Tokopedia sejauh ini telah mengumpulkan pendanaan dari para investor sebesar $2,8 miliar (sekitar Rp40 triliun) menurut kompilasi DailySocial dan Crunchbase. Perusahaan baru saja memasukkan Google dan Temasek tahun ini ke dalam jajaran investornya.
Kehadiran SPAC sebagai sarana go public memberikan angin besar bagi para investor privat yang ingin exit di bursa saham. Meskipun demikian, skema ini patut terus dicermati untuk mengurangi risiko kegagalan investor berinvestasi, yang mengingatkan pada peristiwa dotcom bubble 20 tahun lalu.
Tahun ini Nikola menjadi salah satu “lulusan” SPAC yang menjadi sorotan karena praktik bisnisnya yang dianggap “membohongi publik”. Hal ini mendorong adanya investigasi Departemen Kehakiman Amerika Serikat dan mundurnya Pendiri Nikola Trevor Milton.

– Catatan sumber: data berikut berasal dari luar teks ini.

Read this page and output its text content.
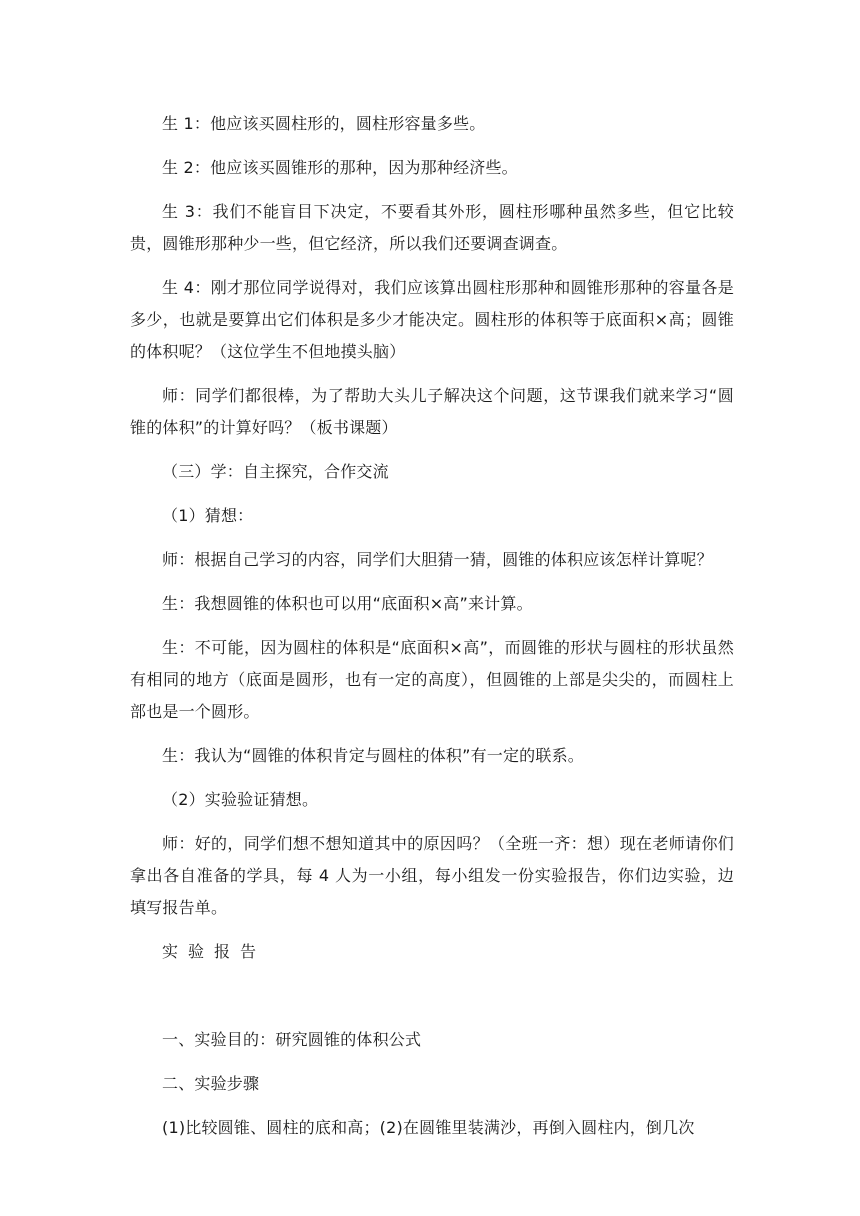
生 1：他应该买圆柱形的，圆柱形容量多些。

生 2：他应该买圆锥形的那种，因为那种经济些。

生 3：我们不能盲目下决定，不要看其外形，圆柱形哪种虽然多些，但它比较贵，圆锥形那种少一些，但它经济，所以我们还要调查调查。

生 4：刚才那位同学说得对，我们应该算出圆柱形那种和圆锥形那种的容量各是多少，也就是要算出它们体积是多少才能决定。圆柱形的体积等于底面积×高；圆锥的体积呢？（这位学生不但地摸头脑）

师：同学们都很棒，为了帮助大头儿子解决这个问题，这节课我们就来学习“圆锥的体积”的计算好吗？（板书课题）

（三）学：自主探究，合作交流

（1）猜想：

师：根据自己学习的内容，同学们大胆猜一猜，圆锥的体积应该怎样计算呢？

生：我想圆锥的体积也可以用“底面积×高”来计算。

生：不可能，因为圆柱的体积是“底面积×高”，而圆锥的形状与圆柱的形状虽然有相同的地方（底面是圆形，也有一定的高度），但圆锥的上部是尖尖的，而圆柱上部也是一个圆形。

生：我认为“圆锥的体积肯定与圆柱的体积”有一定的联系。

（2）实验验证猜想。

师：好的，同学们想不想知道其中的原因吗？（全班一齐：想）现在老师请你们拿出各自准备的学具，每 4 人为一小组，每小组发一份实验报告，你们边实验，边填写报告单。

实验报告

一、实验目的：研究圆锥的体积公式

二、实验步骤

(1)比较圆锥、圆柱的底和高；(2)在圆锥里装满沙，再倒入圆柱内，倒几次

Di Indonesia sendiri skema SPAC belum umum. Pihak Bursa Efek Indonesia (IDX) di beberapa kesempatan terus mendorong startup unicorn untuk go public secara dual listing, di bursa lokal dan asing, agar juga memberikan kesempatan investor lokal menjadi pemilik saham startup anak negeri.
J.P. Morgan di laporan Indonesia Equity Strategy 2021 mengestimasikan Tokopedia berada di posisi #10 untuk perusahaan dengan kapitalisasi terbesar di LQ45 seandainya go public hari ini di IDX.
Co-Founder dan CEO Tokopedia William Tanuwijaya sendiri sejak tahun lalu mengisyaratkan perusahaannya bakal melantai dalam 1-2 tahun ke depan.